Details on Towers Watson US employers survey
The 2015 TW US employers survey highlights that since 2005, U.S. firms have fully funded their bonus pools on only two occasions.
The report also determined that 30% of employers plan to give bonuses to employees who do not meet performance expectations, which is the lowest possible performance ranking. While a large number of firms give the same payout to every employee regardless of their individual performance, other employers that pay bonuses to employees with the lowest rating pay them around 65% of their bonus target payout on average. On the other hand, the survey data shows that employees who exceed performance expectations will on average earn bonuses close to 19% higher than the target amount.
The TW survey also found the number of US employers with problems holding onto critical-skill employees has increased notably two years. In fact, over half of respondents (52%) are reporting difficulties in keeping critical-skill employees, compared with 41% reporting this as a problem in 2013.
Related to this, a solid 66% of employers reported having difficulties attracting critical-skill employees. This figure has stabilized over the last couple of years after rising steadily since the end of the recession.

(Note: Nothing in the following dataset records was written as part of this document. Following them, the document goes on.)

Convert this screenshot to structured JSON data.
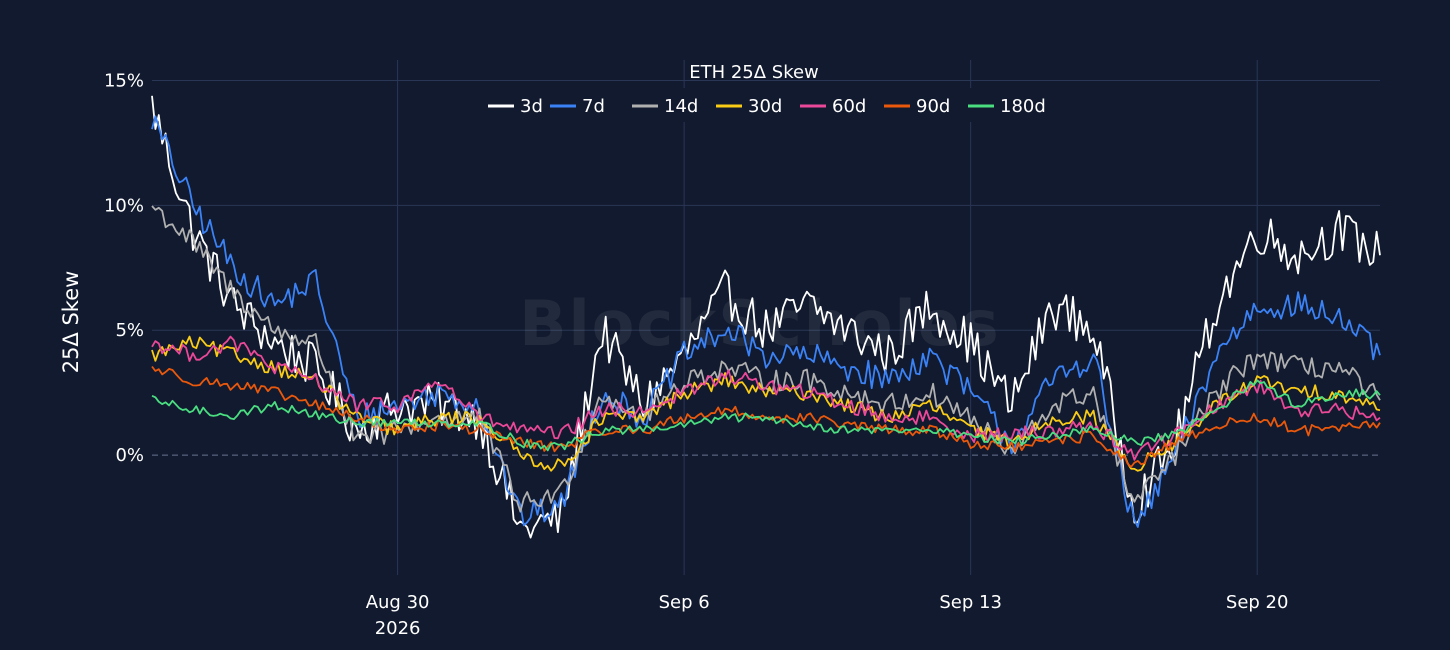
{
  "watermark": "BlockScholes",
  "chart_data": {
    "type": "line",
    "title": "ETH 25Δ Skew",
    "ylabel": "25Δ Skew",
    "xlabel": "",
    "y_unit": "%",
    "ylim": [
      -4.8,
      15.5
    ],
    "yticks": [
      0,
      5,
      10,
      15
    ],
    "ytick_labels": [
      "0%",
      "5%",
      "10%",
      "15%"
    ],
    "xlim": [
      "2026-08-24",
      "2026-09-23"
    ],
    "xticks": [
      "2026-08-30",
      "2026-09-06",
      "2026-09-13",
      "2026-09-20"
    ],
    "xtick_labels": [
      {
        "line1": "Aug 30",
        "line2": "2026"
      },
      {
        "line1": "Sep 6",
        "line2": ""
      },
      {
        "line1": "Sep 13",
        "line2": ""
      },
      {
        "line1": "Sep 20",
        "line2": ""
      }
    ],
    "grid": true,
    "legend_position": "top-center",
    "x": [
      "2026-08-24",
      "2026-08-25",
      "2026-08-26",
      "2026-08-27",
      "2026-08-28",
      "2026-08-29",
      "2026-08-30",
      "2026-08-31",
      "2026-09-01",
      "2026-09-02",
      "2026-09-03",
      "2026-09-04",
      "2026-09-05",
      "2026-09-06",
      "2026-09-07",
      "2026-09-08",
      "2026-09-09",
      "2026-09-10",
      "2026-09-11",
      "2026-09-12",
      "2026-09-13",
      "2026-09-14",
      "2026-09-15",
      "2026-09-16",
      "2026-09-17",
      "2026-09-18",
      "2026-09-19",
      "2026-09-20",
      "2026-09-21",
      "2026-09-22",
      "2026-09-23"
    ],
    "series": [
      {
        "name": "3d",
        "color": "#ffffff",
        "values": [
          14.0,
          9.0,
          6.0,
          4.5,
          3.5,
          1.0,
          2.0,
          2.0,
          1.5,
          -3.0,
          -2.5,
          5.0,
          2.0,
          4.0,
          6.5,
          5.0,
          6.0,
          5.0,
          4.0,
          6.0,
          4.5,
          2.0,
          6.0,
          5.0,
          -2.0,
          0.5,
          6.0,
          9.0,
          8.0,
          9.0,
          8.0
        ]
      },
      {
        "name": "7d",
        "color": "#3b82f6",
        "values": [
          13.5,
          10.0,
          7.5,
          6.0,
          7.0,
          1.5,
          2.0,
          2.5,
          2.0,
          -2.5,
          -2.0,
          2.5,
          1.5,
          4.0,
          5.0,
          4.0,
          4.0,
          3.5,
          3.0,
          4.0,
          2.5,
          0.5,
          3.0,
          4.0,
          -3.0,
          0.0,
          4.0,
          6.0,
          6.0,
          5.5,
          4.0
        ]
      },
      {
        "name": "14d",
        "color": "#b0b0b0",
        "values": [
          10.0,
          8.5,
          6.5,
          5.0,
          4.5,
          0.5,
          1.0,
          1.5,
          1.5,
          -2.0,
          -1.5,
          2.5,
          1.5,
          3.0,
          3.5,
          3.0,
          3.0,
          2.5,
          2.0,
          2.5,
          1.5,
          0.0,
          2.0,
          2.5,
          -2.0,
          0.0,
          2.5,
          4.0,
          3.5,
          3.5,
          2.2
        ]
      },
      {
        "name": "30d",
        "color": "#facc15",
        "values": [
          4.0,
          4.5,
          4.0,
          3.5,
          3.0,
          1.5,
          1.0,
          1.5,
          1.5,
          0.0,
          -0.5,
          1.5,
          1.5,
          2.5,
          3.0,
          2.5,
          2.5,
          2.0,
          1.5,
          2.0,
          1.0,
          0.5,
          1.5,
          1.5,
          -0.5,
          0.5,
          2.0,
          3.0,
          2.5,
          2.5,
          1.8
        ]
      },
      {
        "name": "60d",
        "color": "#ec4899",
        "values": [
          4.5,
          4.0,
          4.5,
          3.5,
          3.0,
          2.0,
          2.0,
          3.0,
          1.5,
          1.0,
          0.8,
          1.8,
          1.8,
          2.5,
          3.2,
          2.8,
          2.5,
          2.0,
          1.5,
          1.5,
          0.8,
          0.8,
          1.0,
          1.2,
          0.0,
          0.8,
          2.0,
          2.8,
          1.8,
          1.8,
          1.5
        ]
      },
      {
        "name": "90d",
        "color": "#ea580c",
        "values": [
          3.5,
          3.0,
          2.8,
          2.5,
          2.0,
          1.5,
          1.0,
          1.2,
          1.0,
          0.5,
          0.3,
          1.0,
          1.0,
          1.5,
          1.8,
          1.5,
          1.5,
          1.2,
          1.0,
          1.0,
          0.5,
          0.3,
          0.5,
          0.8,
          -0.5,
          0.5,
          1.2,
          1.5,
          1.0,
          1.0,
          1.3
        ]
      },
      {
        "name": "180d",
        "color": "#4ade80",
        "values": [
          2.2,
          1.8,
          1.6,
          2.0,
          1.6,
          1.3,
          1.3,
          1.3,
          1.3,
          0.5,
          0.3,
          1.0,
          1.0,
          1.2,
          1.5,
          1.5,
          1.2,
          1.0,
          1.0,
          1.0,
          0.8,
          0.5,
          0.8,
          1.0,
          0.5,
          0.8,
          1.8,
          3.0,
          2.0,
          2.5,
          2.4
        ]
      }
    ]
  }
}
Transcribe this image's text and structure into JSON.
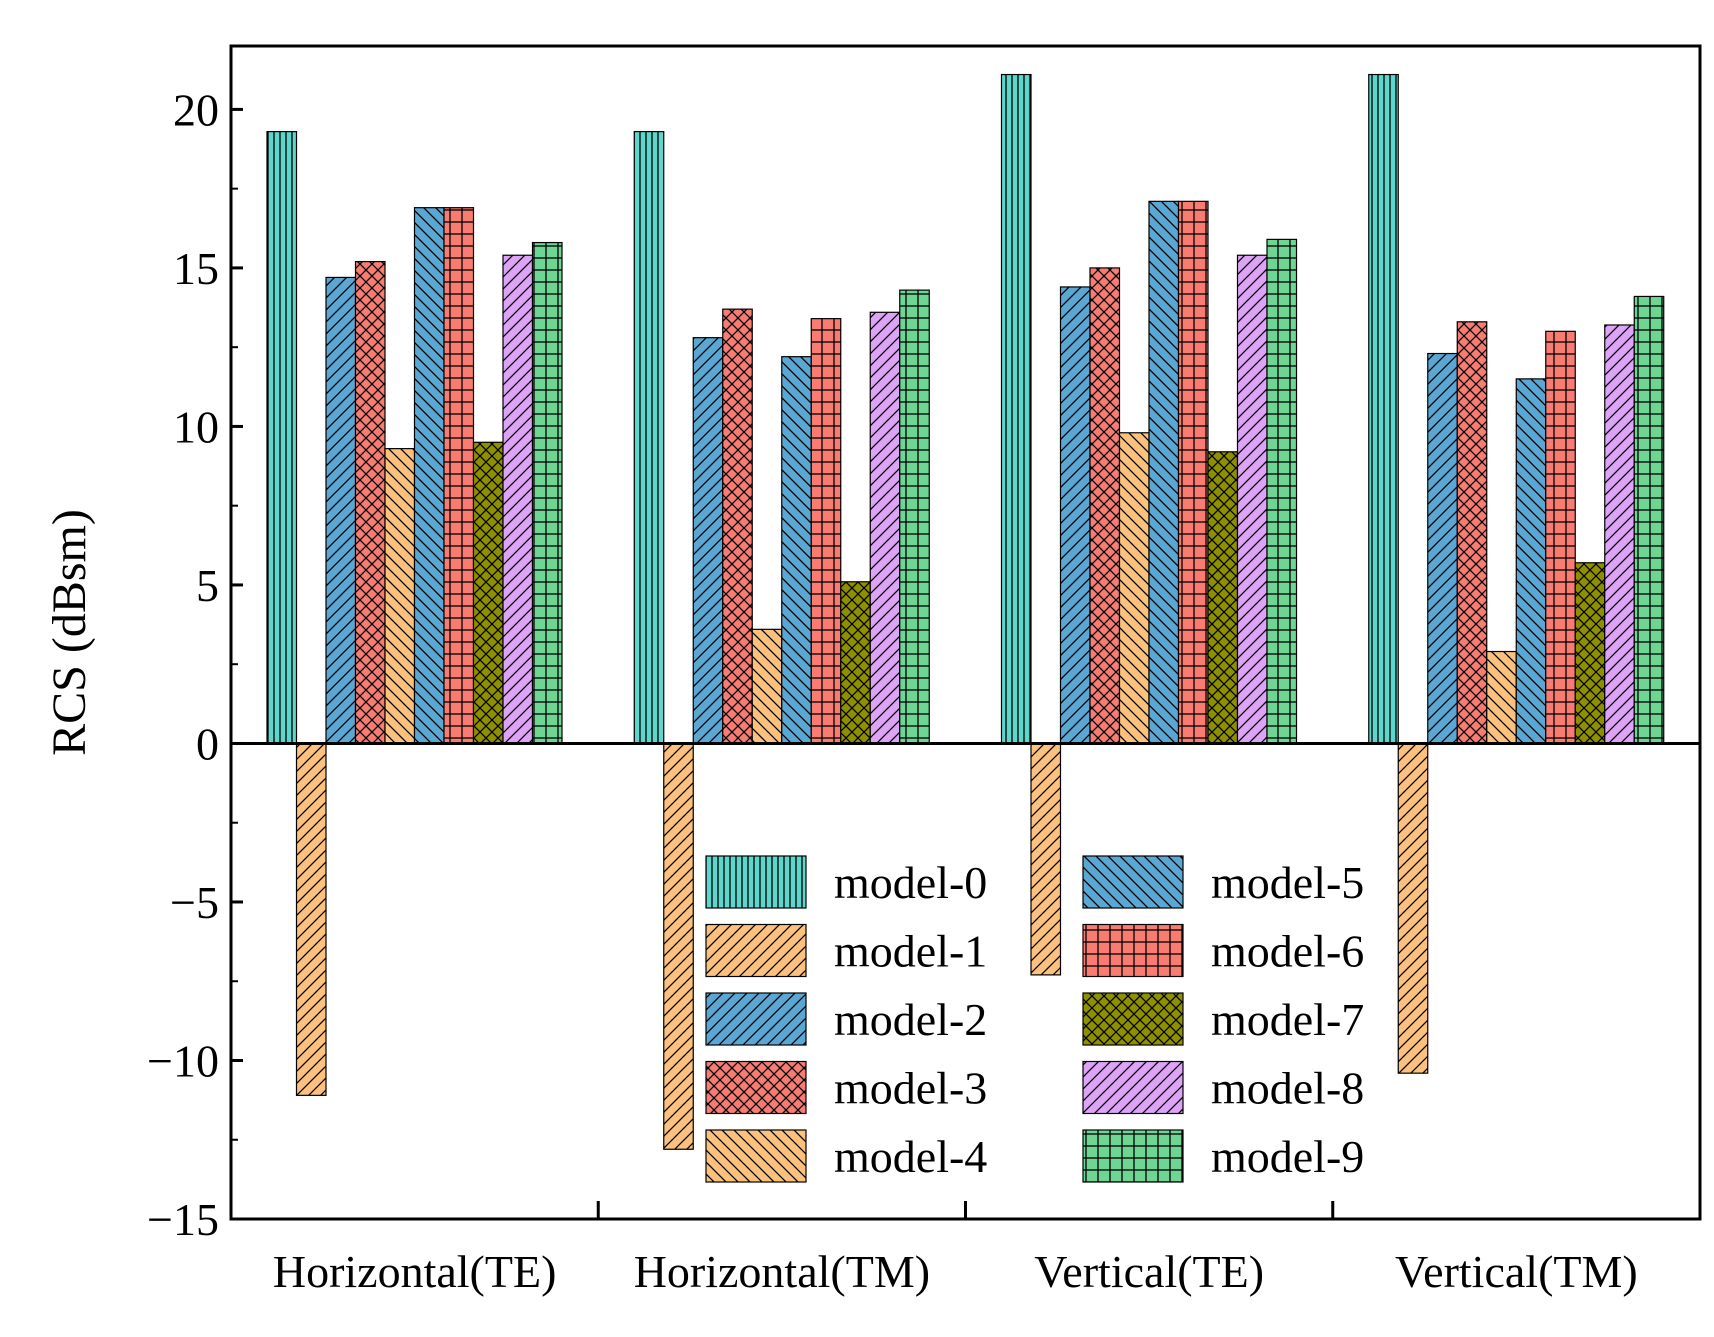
{
  "chart_data": {
    "type": "bar",
    "title": "",
    "xlabel": "",
    "ylabel": "RCS (dBsm)",
    "ylim": [
      -15,
      22
    ],
    "yticks": [
      -15,
      -10,
      -5,
      0,
      5,
      10,
      15,
      20
    ],
    "ytick_labels": [
      "−15",
      "−10",
      "−5",
      "0",
      "5",
      "10",
      "15",
      "20"
    ],
    "categories": [
      "Horizontal(TE)",
      "Horizontal(TM)",
      "Vertical(TE)",
      "Vertical(TM)"
    ],
    "legend_position": "lower-center",
    "series": [
      {
        "name": "model-0",
        "color": "#5fd6cc",
        "hatch": "vertical",
        "values": [
          19.3,
          19.3,
          21.1,
          21.1
        ]
      },
      {
        "name": "model-1",
        "color": "#fcc27d",
        "hatch": "forward",
        "values": [
          -11.1,
          -12.8,
          -7.3,
          -10.4
        ]
      },
      {
        "name": "model-2",
        "color": "#5ba7d3",
        "hatch": "forward",
        "values": [
          14.7,
          12.8,
          14.4,
          12.3
        ]
      },
      {
        "name": "model-3",
        "color": "#f87c71",
        "hatch": "cross",
        "values": [
          15.2,
          13.7,
          15.0,
          13.3
        ]
      },
      {
        "name": "model-4",
        "color": "#fcc27d",
        "hatch": "backward",
        "values": [
          9.3,
          3.6,
          9.8,
          2.9
        ]
      },
      {
        "name": "model-5",
        "color": "#5ba7d3",
        "hatch": "backward",
        "values": [
          16.9,
          12.2,
          17.1,
          11.5
        ]
      },
      {
        "name": "model-6",
        "color": "#f87c71",
        "hatch": "grid",
        "values": [
          16.9,
          13.4,
          17.1,
          13.0
        ]
      },
      {
        "name": "model-7",
        "color": "#8f9000",
        "hatch": "cross",
        "values": [
          9.5,
          5.1,
          9.2,
          5.7
        ]
      },
      {
        "name": "model-8",
        "color": "#dea2f7",
        "hatch": "forward",
        "values": [
          15.4,
          13.6,
          15.4,
          13.2
        ]
      },
      {
        "name": "model-9",
        "color": "#6fd593",
        "hatch": "grid",
        "values": [
          15.8,
          14.3,
          15.9,
          14.1
        ]
      }
    ]
  }
}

The report authors note this trend is turning around as talent mobility is increasing.
More than 53% of survey respondents said hiring activity is up relative to last year, while around 40% noted that turnover is increasing.
Statement from Towers Watson
“Employers are continuing to take a conservative approach to funding their bonus pools,” explained Laura Sejen, a managing director at Towers Watson, who also points out that funding for incentive pools is almost always related to a firm’s financial performance. “While most incentive programs are designed to recognize and reward employees for individual performance, the fact that some companies continue to deliver substantial bonuses to weak performers raises questions as to whether they are investing their bonus dollars as effectively as possible or truly holding workers accountable for performance.”